Kollsman executive vice president and general manager Randy Moore unveiled the Micro-ViS HUD at a press briefing last month at the NBAA Convention, saying it allows HUDs “to be installed where they couldn’t before–into all cockpits, in even the smallest aircraft.”
New optical technology, developed in partnership with Kollsman sister company El-Op Electro-Optics Industries of Israel, eliminates the need for the overhead projection unit of a conventional HUD, Moore said, a setup that means a smaller–and less expensive–overall unit than a traditional HUD. Target price for the complete system is around $50,000.
The Micro-ViS HUD is part of a vision-based cockpit (VBC) design, with elements that Kollsman hopes to bring to market between late next year and 2008. The HUD could include an enhanced synthetic vision system that combines imagery from a cryogenically cooled infrared sensor and a database-generated synthetic view of terrain on a head-down electronic display.
As described, Kollsman’s integrated cockpit would consist of a number of flat-panel displays portraying flight-relevant information on pilot and copilot primary screens, and moving maps, terrain and weather information on one or two multifunction displays in the middle of the cockpit.
Best known as the maker of the enhanced-vision system for Gulfstreams, Kollsman is targeting the avionics it unveiled last month at manufacturers of very light jets.
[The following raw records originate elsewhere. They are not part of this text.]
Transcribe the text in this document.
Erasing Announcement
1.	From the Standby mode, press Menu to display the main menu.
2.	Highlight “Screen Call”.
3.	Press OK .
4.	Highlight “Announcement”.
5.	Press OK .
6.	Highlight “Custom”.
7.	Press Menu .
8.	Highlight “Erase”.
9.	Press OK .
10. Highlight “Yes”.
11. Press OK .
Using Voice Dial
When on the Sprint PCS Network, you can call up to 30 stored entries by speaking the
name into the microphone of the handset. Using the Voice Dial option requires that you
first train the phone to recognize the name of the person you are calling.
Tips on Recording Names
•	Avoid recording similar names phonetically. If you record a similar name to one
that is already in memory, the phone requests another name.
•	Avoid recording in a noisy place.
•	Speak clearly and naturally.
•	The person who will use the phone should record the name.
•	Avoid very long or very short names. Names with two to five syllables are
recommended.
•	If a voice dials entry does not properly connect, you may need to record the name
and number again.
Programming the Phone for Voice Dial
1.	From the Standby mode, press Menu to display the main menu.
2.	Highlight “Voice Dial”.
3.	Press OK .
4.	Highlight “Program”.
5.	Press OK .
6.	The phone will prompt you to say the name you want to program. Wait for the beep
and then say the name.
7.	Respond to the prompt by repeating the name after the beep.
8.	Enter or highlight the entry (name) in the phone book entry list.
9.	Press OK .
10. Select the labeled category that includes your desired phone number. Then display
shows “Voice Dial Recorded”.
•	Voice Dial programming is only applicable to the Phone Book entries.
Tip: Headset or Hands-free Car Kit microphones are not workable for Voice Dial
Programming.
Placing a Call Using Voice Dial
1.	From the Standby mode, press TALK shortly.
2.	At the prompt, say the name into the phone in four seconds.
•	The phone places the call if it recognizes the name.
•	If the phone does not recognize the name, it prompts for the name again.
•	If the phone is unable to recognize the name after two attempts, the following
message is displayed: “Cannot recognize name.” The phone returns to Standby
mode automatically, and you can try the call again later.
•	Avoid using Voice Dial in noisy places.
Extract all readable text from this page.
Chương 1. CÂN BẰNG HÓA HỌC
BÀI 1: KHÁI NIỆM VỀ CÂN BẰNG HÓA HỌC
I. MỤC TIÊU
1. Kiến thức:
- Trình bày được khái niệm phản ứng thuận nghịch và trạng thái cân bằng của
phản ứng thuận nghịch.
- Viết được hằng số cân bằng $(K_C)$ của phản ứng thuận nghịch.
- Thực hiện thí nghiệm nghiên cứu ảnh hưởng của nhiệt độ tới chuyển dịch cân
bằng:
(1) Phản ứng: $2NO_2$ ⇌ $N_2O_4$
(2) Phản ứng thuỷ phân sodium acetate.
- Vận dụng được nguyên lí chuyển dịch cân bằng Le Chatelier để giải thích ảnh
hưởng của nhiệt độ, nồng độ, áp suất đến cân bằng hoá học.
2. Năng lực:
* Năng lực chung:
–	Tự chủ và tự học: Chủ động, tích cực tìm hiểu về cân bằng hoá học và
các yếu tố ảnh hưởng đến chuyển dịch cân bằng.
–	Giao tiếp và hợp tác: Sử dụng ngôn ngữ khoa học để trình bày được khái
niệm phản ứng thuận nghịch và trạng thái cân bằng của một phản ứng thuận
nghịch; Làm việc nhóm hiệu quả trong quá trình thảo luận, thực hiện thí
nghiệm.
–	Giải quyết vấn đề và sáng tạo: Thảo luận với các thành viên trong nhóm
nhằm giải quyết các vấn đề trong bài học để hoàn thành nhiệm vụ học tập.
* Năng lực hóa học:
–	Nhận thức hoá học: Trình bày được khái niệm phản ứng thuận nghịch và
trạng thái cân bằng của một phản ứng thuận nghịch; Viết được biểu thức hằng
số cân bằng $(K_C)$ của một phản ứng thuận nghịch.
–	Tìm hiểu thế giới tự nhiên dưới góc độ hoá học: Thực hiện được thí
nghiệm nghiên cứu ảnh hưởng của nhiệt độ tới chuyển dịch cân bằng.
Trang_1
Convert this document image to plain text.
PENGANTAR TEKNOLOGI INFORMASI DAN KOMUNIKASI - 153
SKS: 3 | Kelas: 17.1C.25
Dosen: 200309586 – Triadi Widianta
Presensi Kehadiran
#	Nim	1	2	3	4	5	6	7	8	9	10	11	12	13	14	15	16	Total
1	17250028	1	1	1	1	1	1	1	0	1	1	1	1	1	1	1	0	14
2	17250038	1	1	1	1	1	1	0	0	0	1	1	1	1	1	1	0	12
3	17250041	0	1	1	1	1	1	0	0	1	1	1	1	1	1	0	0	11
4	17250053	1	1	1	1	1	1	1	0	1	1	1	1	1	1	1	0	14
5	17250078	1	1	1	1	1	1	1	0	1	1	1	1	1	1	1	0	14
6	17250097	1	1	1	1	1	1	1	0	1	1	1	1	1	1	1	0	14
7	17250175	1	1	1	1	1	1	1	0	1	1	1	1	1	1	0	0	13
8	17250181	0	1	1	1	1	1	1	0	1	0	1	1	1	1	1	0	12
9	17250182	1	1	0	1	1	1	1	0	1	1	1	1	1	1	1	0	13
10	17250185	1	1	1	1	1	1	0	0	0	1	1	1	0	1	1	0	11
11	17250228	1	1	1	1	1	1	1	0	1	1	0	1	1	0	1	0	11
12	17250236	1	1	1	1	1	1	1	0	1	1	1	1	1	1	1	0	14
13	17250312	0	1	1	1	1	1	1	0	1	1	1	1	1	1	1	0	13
The company said the technology could move up into light jets and even some midsize business airplanes. Kollsman also said it does not intend to enter the glass cockpit market as a competitor to Garmin or Avidyne, but as a potential developer of technology for cockpits such as these.
VBC elements were on display at the Kollsman booth at NBAA 2005 and in the company’s Cessna 340 flight-test aircraft, which was parked on the NBAA static display line at Orlando Executive Airport during the show.